The Act allows under the provisions of section 53, for the Registrar to refer a complaint to the Tribunal to determine whether the licence of the immigration adviser concerned should be suspended as an interim measure, in a specific situation. This would occur where the complaint is being prepared for submission to the Tribunal, and the Tribunal considers that it is necessary or desirable to suspend the licence having regard to the interests of the public.
Section 56 of the Act also recognises that an inspection may be conducted for the purpose of obtaining information in relation to complaints, and section 57 of the Act gives any person authorised by the Registrar inspection powers to:
- at any reasonable time, enter any premises where the person conducting the inspection has good cause to suspect that the licensed immigration adviser or former licensed immigration adviser works or worked
- question any licensed immigration adviser, former licensed immigration adviser, or other person at any such premises
- require a licensed immigration adviser or former licensed adviser to produce for inspection relevant documents in that person’s possession or control, and
- inspect and take copies of such documents.
Under the provisions of section 46 of the Act the Registrar may of his or her own motion, make a complaint on one of the grounds for complaint, and prepare it for referral to the Tribunal.
Where complaints involve serious allegations, advisers are strongly advised to consider taking legal advice.
Advisers have the following rights during the complaints process:
- Knowing the identity of the complainant - The adviser is entitled to know the identity of the complainant, unless the Registrar considers that there are exceptional circumstances to justify the withholding of the complainant’s identity.
- Notification of the complaint referral to the Tribunal - Upon filing a complaint with the Tribunal, the Registrar must give written notice of the referral, a copy of the complaint, and any further information that has been gathered on the complaint to the adviser.
- Having the opportunity to respond to the complaint - Once the Registrar has made a decision to release or withhold the complainant’s identity, the adviser is entitled to written notification of the complaint, including a copy of the complaint and supporting evidence.

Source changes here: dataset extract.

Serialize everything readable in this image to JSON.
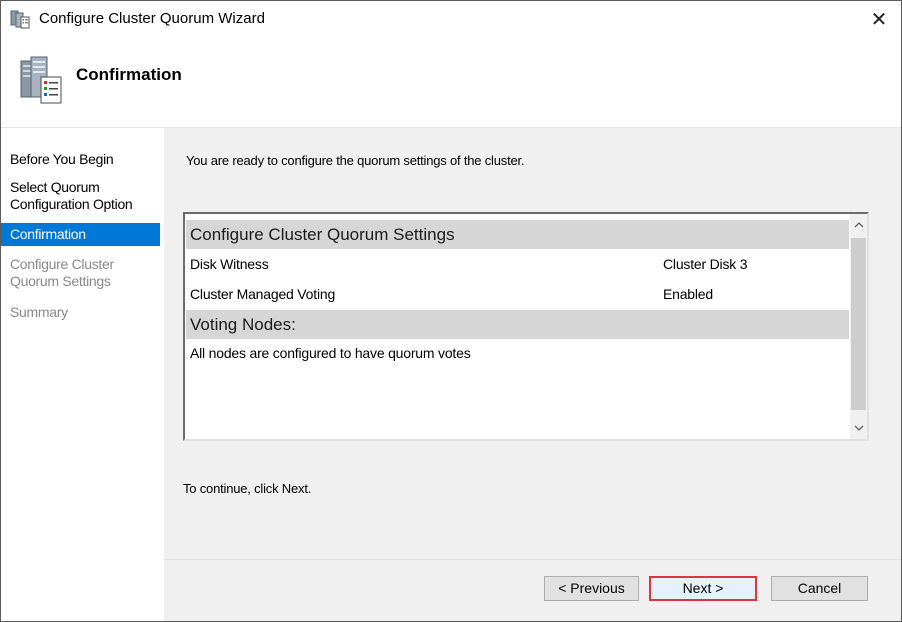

The adviser has the right to submit a written reply to the Registrar. The Registrar will continue the complaints process if the adviser either fails to submit a written reply within 10 working days or meets the agreed extended deadline.
- Having the right to request proof of identity and authorisation by the Registrar – from anyone who undertakes an inspection to gather information in relation to a complaint.
- Notification of a request for licence suspension to the Tribunal - The Tribunal must advise the adviser within 10 working days of its intention to suspend their licence. The notice provides 10 working days within which to make written representations to the Tribunal as to why the licence should not be suspended.
- Suspension of licence - If the Tribunal decides to suspend a licence, it must inform the adviser of:
- the grounds for the decision
- the date on which the suspension takes effect
- the period or duration of the suspension, and
- the right of appeal to the District Court under the Act.
- Notification of the Tribunal’s decision – The Tribunal must communicate its decision to the adviser.
- Right of appeal - A person subject to a sanction from the Tribunal has a right of appeal to the District Court against the Tribunal’s decision.
- Interim order by District Court pending outcome of an appeal - An adviser may apply to the District Court for an order allowing him or her to engage in providing immigration advice. If the District Court refuses to make an interim order, the adviser may appeal to the High Court against the decision within one month after the date of the refusal.